Growth in global trade in goods is likely to have lost momentum in the fourth quarter of 2022, and may remain weak in the first quarter of 2023. However, any slowdown may be short lived as container handling at Chinese ports and new export orders from Purchasing Managers’ Indices have started to pick up, according to the latest WTO Goods Trade Barometer issued on Wednesday.

“The volume of world merchandise trade was up 5.6 per cent  in the third quarter of 2022, compared to the same quarter in the previous year. Meanwhile, cumulative year-on-year growth for the first three quarters of 2022 stood at 4.4 per cent, above the WTO’s forecast released last October of 3.5 per cent for the whole year. A downturn in the fourth quarter would bring actual trade growth more in line with the WTO’s forecast for 2022,” it said.

The Goods Trade Barometer is a composite indicator for world trade and provides real-time information on the trajectory of merchandise trade relative to recent trends. Barometer values greater than 100 signal above-trend trade volume, while values less than 100 suggest that goods trade has either fallen below trend or will do so in the near future.
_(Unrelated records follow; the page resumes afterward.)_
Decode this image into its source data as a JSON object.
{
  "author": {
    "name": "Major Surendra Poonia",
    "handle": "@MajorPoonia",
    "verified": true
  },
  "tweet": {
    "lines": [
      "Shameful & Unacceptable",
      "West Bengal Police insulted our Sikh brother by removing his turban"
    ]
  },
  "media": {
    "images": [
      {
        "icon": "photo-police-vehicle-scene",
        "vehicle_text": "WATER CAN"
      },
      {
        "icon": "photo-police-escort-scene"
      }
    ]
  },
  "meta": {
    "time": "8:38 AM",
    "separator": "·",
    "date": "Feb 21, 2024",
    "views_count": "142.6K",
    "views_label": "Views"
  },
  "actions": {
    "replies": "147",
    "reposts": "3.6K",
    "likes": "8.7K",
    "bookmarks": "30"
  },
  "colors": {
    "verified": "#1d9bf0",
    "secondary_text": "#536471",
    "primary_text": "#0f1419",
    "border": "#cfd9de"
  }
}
“Preliminary trade volume statistics and other trade related indicators suggest that quarter-on-quarter trade volume growth will probably turn negative in Q4 of 2022…,” said the report.
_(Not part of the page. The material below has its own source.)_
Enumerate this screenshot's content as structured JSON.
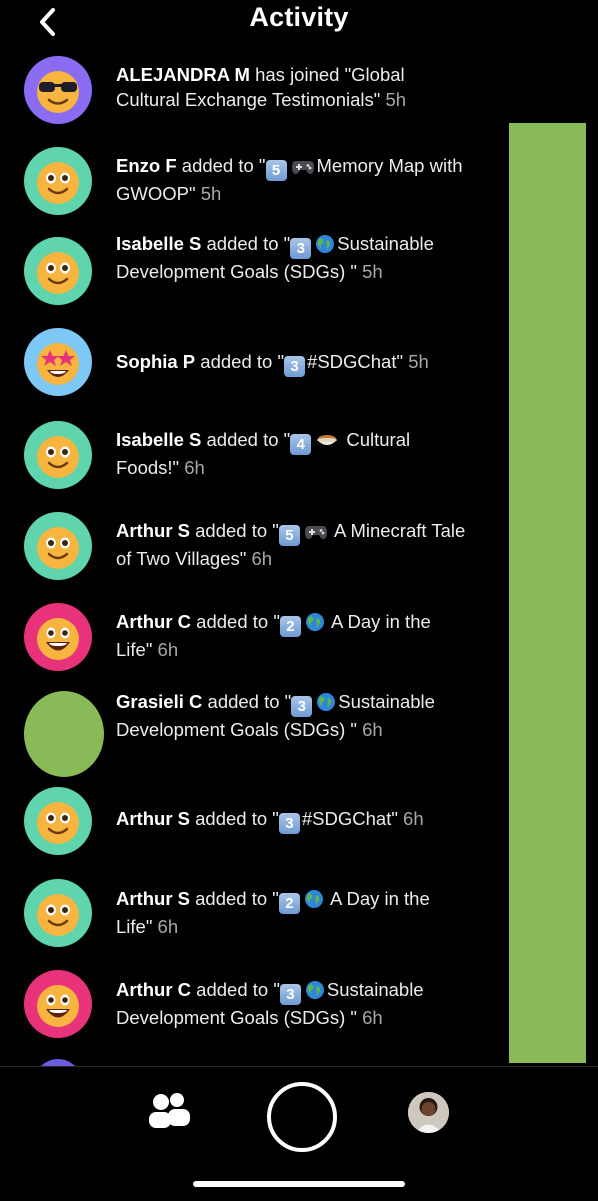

On the positive side, the anticipated trade slowdown may not last long, since container throughput of Chinese ports and PMI have already started to pick up, it added.

“All of the barometer’s component indices have fallen below trend except for the automotive products index (105.8), which was buoyed by above-trend sales and production figures for the United States, Europe and Japan, outweighing declines in China,” said the report. 

Although the export orders index (97.4) remained below trend, it was rising, hinting at a possible upturn in the near future, it said.

But indices for container shipping (89.3), air freight (87.8), electronic components (84.9) and raw materials (92.0) were all below trend and declining, suggesting that weakness in trade is broad-based, impacting many sectors.